On 18 September, the EU triggered a special procedure to recoup the €200 million fine (subject to an additional €1 million for every day of non-compliance) that the Court of Justice of the EU imposed on Hungary in June 2024 over its “unprecedented and exceptionally serious breach” of EU asylum law. Hungary has publicly refused to pay the fine and has subsequently missed two payment deadlines: the first in late August a second on 17 September. As a result, the EC has activated an “offsetting procedure”. “So, what we are going to do now is to deduct the €200 million from upcoming payments from the EU budget towards Hungary,” stated EC Spokesperson Balazs Ujvari. A day after the EU triggered the offsetting procedure, Hungarian Minister of State for International Communication and Relations Zoltán Kovács X posted that Hungary had “begun negotiations to address the EU court’s migration ruling, aiming to resolve the situation without paying the fines”. Citing Minister for European Union Affairs Bóka János, Kovács wrote that “Hungary’s goal is to stop the daily € 1 million fine while resolving the issue” and that the two sides had “agreed on the channels for ongoing discussions and set a clear timetable for further negotiations”.

Elsewhere, the Hungarian government has stated it is “ready to file a lawsuit against the Commission” to reimburse the costs of “protecting” the EU’s borders.
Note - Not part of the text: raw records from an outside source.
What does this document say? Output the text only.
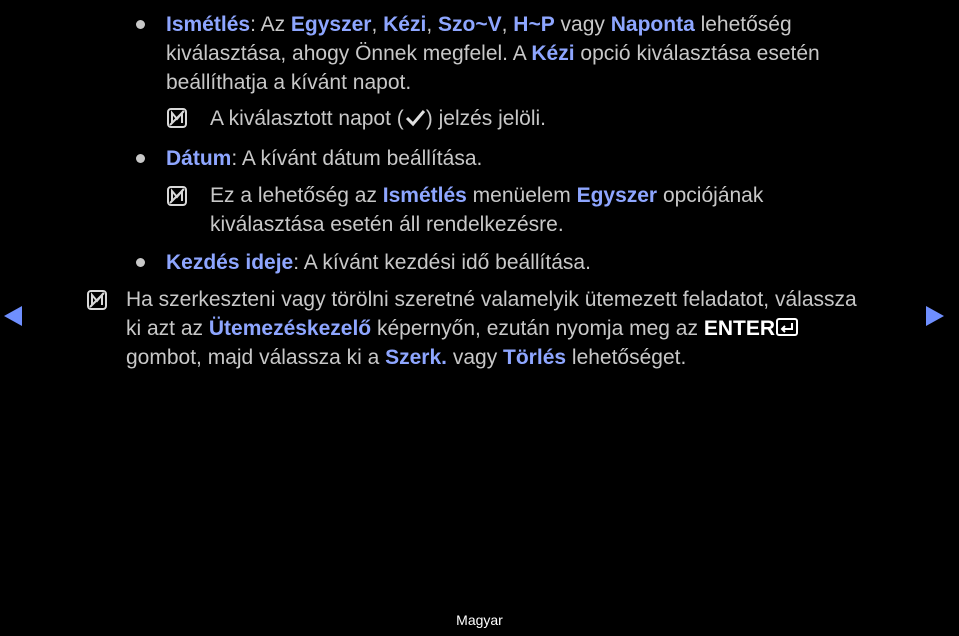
Ismétlés: Az Egyszer, Kézi, Szo~V, H~P vagy Naponta lehetőség
kiválasztása, ahogy Önnek megfelel. A Kézi opció kiválasztása esetén
beállíthatja a kívánt napot.
A kiválasztott napot ( ) jelzés jelöli.
Dátum: A kívánt dátum beállítása.
Ez a lehetőség az Ismétlés menüelem Egyszer opciójának
kiválasztása esetén áll rendelkezésre.
Kezdés ideje: A kívánt kezdési idő beállítása.
Ha szerkeszteni vagy törölni szeretné valamelyik ütemezett feladatot, válassza
ki azt az Ütemezéskezelő képernyőn, ezután nyomja meg az ENTER
gombot, majd válassza ki a Szerk. vagy Törlés lehetőséget.
Magyar
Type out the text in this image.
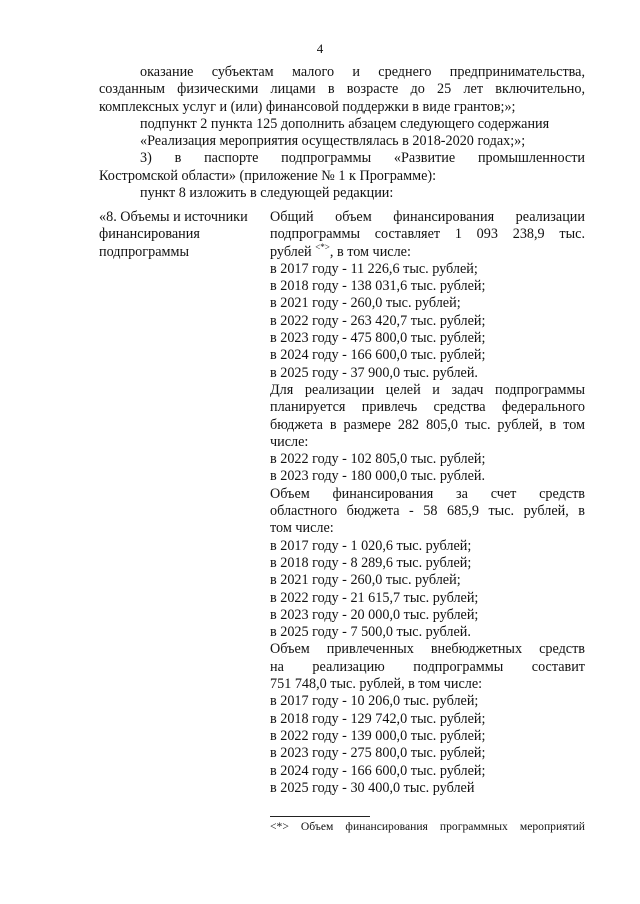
4

оказание субъектам малого и среднего предпринимательства,

созданным физическими лицами в возрасте до 25 лет включительно,

комплексных услуг и (или) финансовой поддержки в виде грантов;»;

подпункт 2 пункта 125 дополнить абзацем следующего содержания

«Реализация мероприятия осуществлялась в 2018-2020 годах;»;

3) в паспорте подпрограммы «Развитие промышленности

Костромской области» (приложение № 1 к Программе):

пункт 8 изложить в следующей редакции:

«8. Объемы и источники
финансирования
подпрограммы
Общий объем финансирования реализации
подпрограммы составляет 1 093 238,9 тыс.
рублей <*>, в том числе:
в 2017 году - 11 226,6 тыс. рублей;
в 2018 году - 138 031,6 тыс. рублей;
в 2021 году - 260,0 тыс. рублей;
в 2022 году - 263 420,7 тыс. рублей;
в 2023 году - 475 800,0 тыс. рублей;
в 2024 году - 166 600,0 тыс. рублей;
в 2025 году - 37 900,0 тыс. рублей.
Для реализации целей и задач подпрограммы
планируется привлечь средства федерального
бюджета в размере 282 805,0 тыс. рублей, в том
числе:
в 2022 году - 102 805,0 тыс. рублей;
в 2023 году - 180 000,0 тыс. рублей.
Объем финансирования за счет средств
областного бюджета - 58 685,9 тыс. рублей, в
том числе:
в 2017 году - 1 020,6 тыс. рублей;
в 2018 году - 8 289,6 тыс. рублей;
в 2021 году - 260,0 тыс. рублей;
в 2022 году - 21 615,7 тыс. рублей;
в 2023 году - 20 000,0 тыс. рублей;
в 2025 году - 7 500,0 тыс. рублей.
Объем привлеченных внебюджетных средств
на реализацию подпрограммы составит
751 748,0 тыс. рублей, в том числе:
в 2017 году - 10 206,0 тыс. рублей;
в 2018 году - 129 742,0 тыс. рублей;
в 2022 году - 139 000,0 тыс. рублей;
в 2023 году - 275 800,0 тыс. рублей;
в 2024 году - 166 600,0 тыс. рублей;
в 2025 году - 30 400,0 тыс. рублей
<*> Объем финансирования программных мероприятий
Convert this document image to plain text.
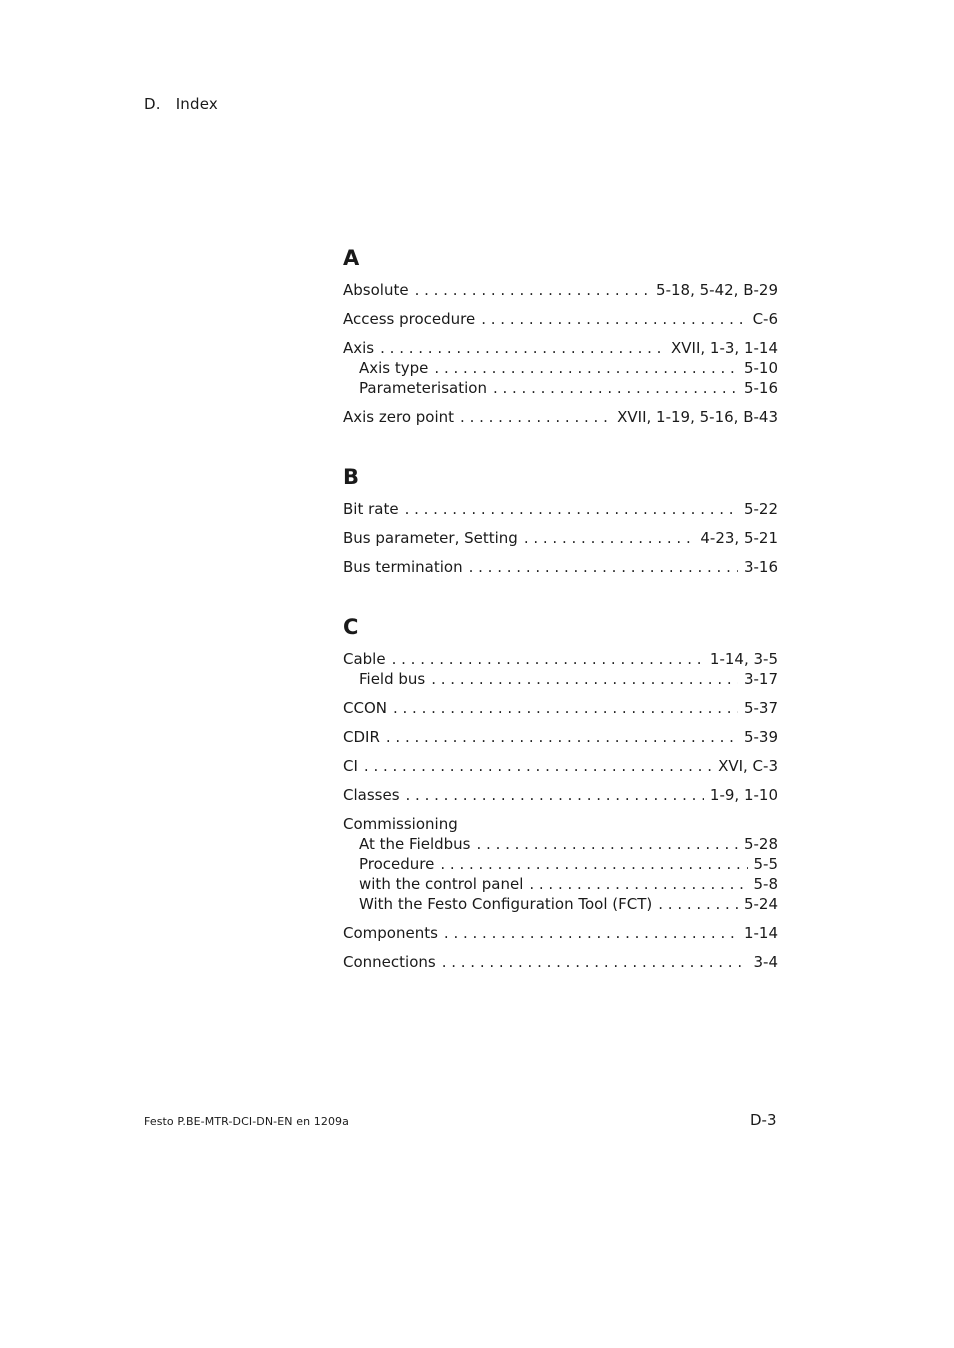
D. Index
A
Absolute . . .	5-18, 5-42, B-29
Access procedure . . .	C-6
Axis . . .	XVII, 1-3, 1-14
Axis type . . .	5-10
Parameterisation . . .	5-16
Axis zero point . . .	XVII, 1-19, 5-16, B-43
B
Bit rate . . .	5-22
Bus parameter, Setting . . .	4-23, 5-21
Bus termination . . .	3-16
C
Cable . . .	1-14, 3-5
Field bus . . .	3-17
CCON . . .	5-37
CDIR . . .	5-39
CI . . .	XVI, C-3
Classes . . .	1-9, 1-10
Commissioning
At the Fieldbus . . .	5-28
Procedure . . .	5-5
with the control panel . . .	5-8
With the Festo Configuration Tool (FCT) . . .	5-24
Components . . .	1-14
Connections . . .	3-4
Festo P.BE-MTR-DCI-DN-EN en 1209a	D-3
On 12 September, Minister in charge of the Prime Minister’s Office Gergely Gulyás argued that Hungary should get a partial reimbursement from the EU as it had “spent €2 billion on [border control] without any relevant financial assistance” while other countries had “received financial aid for the protection of the Schengen border”. The announcement about a possible lawsuit comes a week after Hungary accused the EU of refusing to provide it with financial assistance to support its migration management efforts. Responding to the accusation, an EU spokesperson noted that Hungary had received “nearly double” the amount of funding in the 2021-2027 EU long-term budget compared to the previous period, and that “Hungary, moreover, received emergency assistance from the home affairs fund to provide support to people fleeing the Russian war in Ukraine through direct management”.

Finally, on 10 September, the EC announced that it was “standing ready to use all our powers under the treaty to ensure that the EU law is respected” in order to thwart the Hungarian government’s threat to bus people who were seeking asylum in Hungary to Brussels. On 30 August, Hungarian Prime Minister Viktor Orbán threatened to send people “with a one-way ticket” to Brussels and Deputy Minister of the Interior Bence Rétvári even went as far as holding a press conference to show off the buses that would be used to implement the measure. “If Brussels wants illegal migrants, Brussels can have them,” Rétvári said. Several Belgian officials, including Minister for Foreign Affairs Hadja Lahbib, State Secretary for Asylum and Migration Nicole de Moor and Mayor of Brussels Philippe Clos have all condemned Hungary’s plan, calling it a provocation that “contradicts European obligations” and that “undermines solidarity and co-operation within the Union”.

On 19 September, Minister for European Union Affairs Bóka János X posted that the Hungarian government would “join the Netherlands in asking for an opt-out from EU asylum and migration rules if a Treaty amendment allows it”.